TLDR: convex functions in high dimensions are much weirder than in 1D: do you please have insights or references to share?
Let $c(x)$ be a convex function on the real line.
There is an obvious measure of curvature: the second derivative: $c''(x)$.
There is a convex function with only a bit of curvature at $t$: $x \rightarrow |x-t| / 2$.
Any convex function is equal, up to a linear term, to a convolution over these elementary functions:
$$c(t) = a + bx + \int_{t \in \mathbb R} c''(t) |x-t| dt$$
(Assuming bounded support)
- as implied by the result above, there is a bijection between the convex functions and the positive functions
I naively thought that this would nicely translate in higher dimensions replacing the second derivative with the Hessian matrix of second derivatives. Let $c(x)$ now denote a convex function over $R^d$.
The hessian matrix is the matrix of second order derivatives: $H_{i,j}c(x) = \partial^2/\partial_i\partial_j c$.
But, there is no single convex function with curvature only at $t$. For example, both $\sum |x_i|$ and $||x||$ and infinitely many others are peaked just at $t$.
worse, convex functions have this weird property that their hessian is positive, but additional constraints hold:
- in 1D: the huber function has a second derivative with finite support. It is defined as:
$$ x \rightarrow h(x) = \cases{x^2 / 2 & \text{ if x \leq 1} \\ x & \text{ if x \geq 1}} $$
expanding the huber function to higher dimensions: $x \rightarrow h(||x||)$, we instead have a function that a Hessian which is non-zero everywhere!

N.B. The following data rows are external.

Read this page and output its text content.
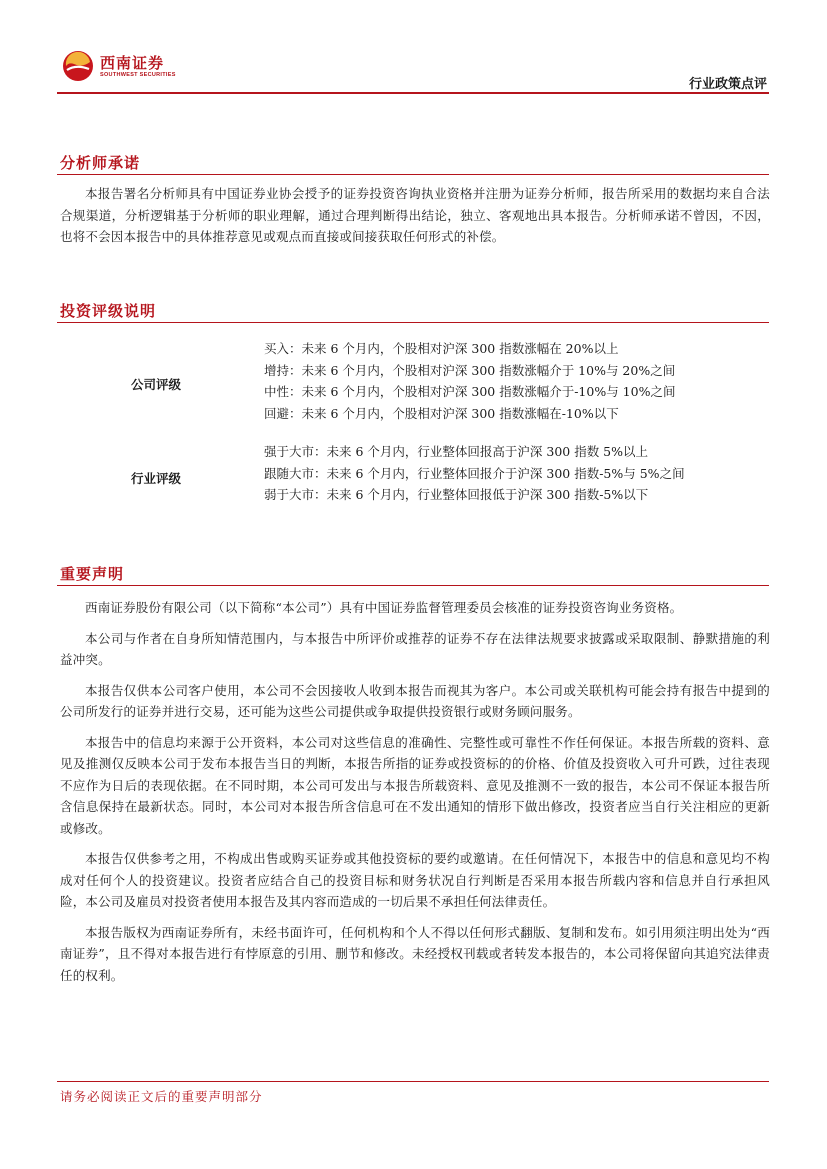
西南证券
SOUTHWEST SECURITIES
行业政策点评
分析师承诺

本报告署名分析师具有中国证券业协会授予的证券投资咨询执业资格并注册为证券分析师，报告所采用的数据均来自合法合规渠道，分析逻辑基于分析师的职业理解，通过合理判断得出结论，独立、客观地出具本报告。分析师承诺不曾因，不因，也将不会因本报告中的具体推荐意见或观点而直接或间接获取任何形式的补偿。

投资评级说明
公司评级
买入：未来 6 个月内，个股相对沪深 300 指数涨幅在 20%以上
增持：未来 6 个月内，个股相对沪深 300 指数涨幅介于 10%与 20%之间
中性：未来 6 个月内，个股相对沪深 300 指数涨幅介于-10%与 10%之间
回避：未来 6 个月内，个股相对沪深 300 指数涨幅在-10%以下
行业评级
强于大市：未来 6 个月内，行业整体回报高于沪深 300 指数 5%以上
跟随大市：未来 6 个月内，行业整体回报介于沪深 300 指数-5%与 5%之间
弱于大市：未来 6 个月内，行业整体回报低于沪深 300 指数-5%以下
重要声明

西南证券股份有限公司（以下简称“本公司”）具有中国证券监督管理委员会核准的证券投资咨询业务资格。

本公司与作者在自身所知情范围内，与本报告中所评价或推荐的证券不存在法律法规要求披露或采取限制、静默措施的利益冲突。

本报告仅供本公司客户使用，本公司不会因接收人收到本报告而视其为客户。本公司或关联机构可能会持有报告中提到的公司所发行的证券并进行交易，还可能为这些公司提供或争取提供投资银行或财务顾问服务。

本报告中的信息均来源于公开资料，本公司对这些信息的准确性、完整性或可靠性不作任何保证。本报告所载的资料、意见及推测仅反映本公司于发布本报告当日的判断，本报告所指的证券或投资标的的价格、价值及投资收入可升可跌，过往表现不应作为日后的表现依据。在不同时期，本公司可发出与本报告所载资料、意见及推测不一致的报告，本公司不保证本报告所含信息保持在最新状态。同时，本公司对本报告所含信息可在不发出通知的情形下做出修改，投资者应当自行关注相应的更新或修改。

本报告仅供参考之用，不构成出售或购买证券或其他投资标的要约或邀请。在任何情况下，本报告中的信息和意见均不构成对任何个人的投资建议。投资者应结合自己的投资目标和财务状况自行判断是否采用本报告所载内容和信息并自行承担风险，本公司及雇员对投资者使用本报告及其内容而造成的一切后果不承担任何法律责任。

本报告版权为西南证券所有，未经书面许可，任何机构和个人不得以任何形式翻版、复制和发布。如引用须注明出处为“西南证券”，且不得对本报告进行有悖原意的引用、删节和修改。未经授权刊载或者转发本报告的，本公司将保留向其追究法律责任的权利。

请务必阅读正文后的重要声明部分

in fact, I'm fairly certain that convex functions must have curvature everywhere, in the sense that it is impossible for them to have curvature only inside a bounded region
All of this, taken together, has me fairly convinced that the space of convex functions in $\mathbb R^d$ is quite a bit harder than in 1D hence my questions:
- Do you know a reference or a result that applies to the Hessian of convex functions where I could learn some details about this?

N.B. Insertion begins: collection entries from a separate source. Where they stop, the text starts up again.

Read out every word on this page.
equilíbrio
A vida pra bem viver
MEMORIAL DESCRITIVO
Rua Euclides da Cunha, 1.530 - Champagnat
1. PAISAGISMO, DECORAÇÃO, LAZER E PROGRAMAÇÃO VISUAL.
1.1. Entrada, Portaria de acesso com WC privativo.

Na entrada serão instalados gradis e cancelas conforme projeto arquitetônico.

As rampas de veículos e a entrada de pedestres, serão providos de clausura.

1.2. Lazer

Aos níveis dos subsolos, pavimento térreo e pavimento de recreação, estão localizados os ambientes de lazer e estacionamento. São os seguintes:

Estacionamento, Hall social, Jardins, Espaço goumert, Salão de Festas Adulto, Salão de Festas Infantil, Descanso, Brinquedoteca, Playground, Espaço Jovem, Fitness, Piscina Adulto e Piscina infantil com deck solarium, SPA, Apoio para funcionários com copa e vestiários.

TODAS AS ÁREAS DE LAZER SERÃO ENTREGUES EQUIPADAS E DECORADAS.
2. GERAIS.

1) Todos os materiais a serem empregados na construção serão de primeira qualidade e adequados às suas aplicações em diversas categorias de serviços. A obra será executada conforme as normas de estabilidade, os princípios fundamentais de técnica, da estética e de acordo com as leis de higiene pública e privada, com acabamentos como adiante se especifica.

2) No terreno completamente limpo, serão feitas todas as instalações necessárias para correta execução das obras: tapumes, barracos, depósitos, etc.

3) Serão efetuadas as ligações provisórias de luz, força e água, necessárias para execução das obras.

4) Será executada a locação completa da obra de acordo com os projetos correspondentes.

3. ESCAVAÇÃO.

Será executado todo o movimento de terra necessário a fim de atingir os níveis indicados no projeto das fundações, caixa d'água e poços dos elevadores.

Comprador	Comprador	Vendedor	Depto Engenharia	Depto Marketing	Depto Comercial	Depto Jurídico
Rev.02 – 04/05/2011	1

- Is there an equivalent of the convolution representation in higher dimensions?
- Is there another measure of curvature that would behave better than the Hessian here?
- Is there a reference that deals with the properties of convex functions that you would recommend, something more generalist than the usual presentation of convexity that you get in optimization?
Any help or lead on this topic would be a great help. Thank you for your time.